La temporada pasada, cuando los incendios arrasaron ferozmente el norte de Canadá, ¿quién hubiera predicho que este año se quemarían muchos más acres en todo el país bastante antes de que la temporada de incendios estuviera a punto de terminar, enviando aún más carbono a la atmósfera para hacer que las temporadas futuras sean todavía peores? Ah, y recientemente, el planeta vivió su día más caluroso en toda la historia humana (o al menos de los últimos 125 000 años). Pero cuenten con una cosa: no será el día más caluroso de la historia por mucho tiempo. (¡Oh, esperen! El día siguiente, el 4 de julio, al más puro estilo patriótico, resultó ser aún más caluroso, y al día siguiente empató el récord con, por cierto, ¡57 millones de estadounidenses bajo alerta de calor extremo!) En las próximas semanas, es posible incluso que superemos el límite de temperatura de 1,5 °C establecido hace apenas ocho años como parte del acuerdo climático de París. Y lo más triste de todo es que podría seguir y seguir… y sí, seguir.
Oigan, no los culpo si están sorprendidos. Honestamente, ¿quién lo sabía? Yo no y sospecho que era un caso típico. A principios de este siglo, ciertamente comprendí algo de la posible sombría realidad futura del cambio climático, pero personalmente no esperaba vivirlo de una manera intensa. Aunque ya lo imaginaba como una pesadilla potencial para la vida futura en este planeta —incluso posiblemente la pesadilla de todos los tiempos—, el énfasis estaba en ese “futuro“. Imaginé a mis hijos (o posiblemente, aunque aún no existieran, a mis nietos) teniendo que enfrentarse a ese horror potencial, pero no yo, no de manera importante en mi propia vida, y en esa incapacidad para comprender realmente lo que se avecinaba estaba acompañado por muchos científicos del clima.
Y, sin embargo, ahora me encuentro, como ustedes, como todos nosotros, experimentando la idea de que el futuro calentamiento global se está transformando ante mis propios ojos en una emergencia climática de primer orden.

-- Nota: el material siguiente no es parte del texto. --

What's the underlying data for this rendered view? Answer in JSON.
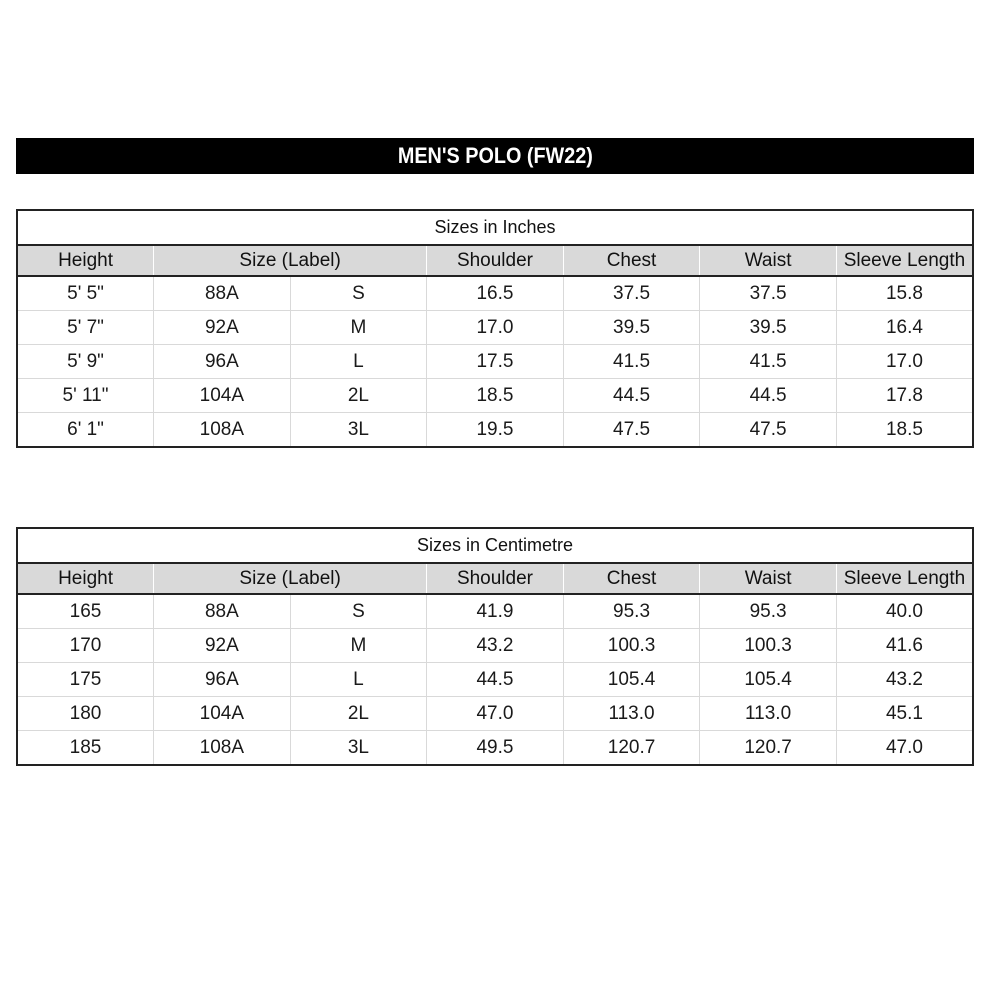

Atacando el planeta Tierra con armas nucleares
Aun así, a pesar de todas las sorpresas climáticas que nos deparaba el porvenir a mí y a mi generación, había ciertas cosas que ya sabíamos. Por ejemplo, para cambiar de tema un momento —y creo que pronto verán por qué—, ¿quién no sabe hoy que, en plena Segunda Guerra Mundial, unos científicos al servicio del gobierno estadounidense inventaron (y sí, esa palabra sirve tanto para lo que ellos hicieron como para Edison y el teléfono) el armamento atómico, es decir, una forma de destruir no solo dos ciudades japonesas para poner fin a la Segunda Guerra Mundial en el Pacífico, sino, como resultó ser, a la propia humanidad, ¡con todo incluido!
Si no me creen, simplemente comprueben lo que podría significar una guerra atómica relativamente moderada en este planeta, en términos de lo que ha venido a ser conocido como “el invierno nuclear“. Tras un conflicto así, se espera que miles de millones de nosotros muramos literalmente de hambre (y al igual que con el cambio climático, cuenten con lo siguiente: es probable que la realidad sea peor que las predicciones).
Hay que admitir que, desde el principio, la idea de semejante armamento inquietó al menos a algunos de los científicos que lo crearon, por no hablar del presidente de Estados Unidos. Como escribió el presidente Harry Truman en su diario: “Hemos descubierto la bomba más terrible en la historia del mundo. Podría ser la destrucción por fuego profetizada en la Era del Valle del Éufrates, después de Noé y su Arca fabulosa.“
Uno de los principales científicos atómicos, J. Robert Oppenheimer, recordaría más tarde la experiencia de este modo:
“Sabíamos que el mundo no sería el mismo. Unos pocos rieron, otros lloraron. La mayoría guardó silencio. Recordé la línea de la escritura sagrada hindú, el Bhagavad Gita; Vishnu está tratando de persuadir al Príncipe de que tiene que cumplir con su deber y, para impresionarlo, adopta su forma de múltiples brazos y dice: ‘Ahora me he convertido en la muerte, el destructor de mundos’. Supongo que todos pensamos eso, de una forma u otra“.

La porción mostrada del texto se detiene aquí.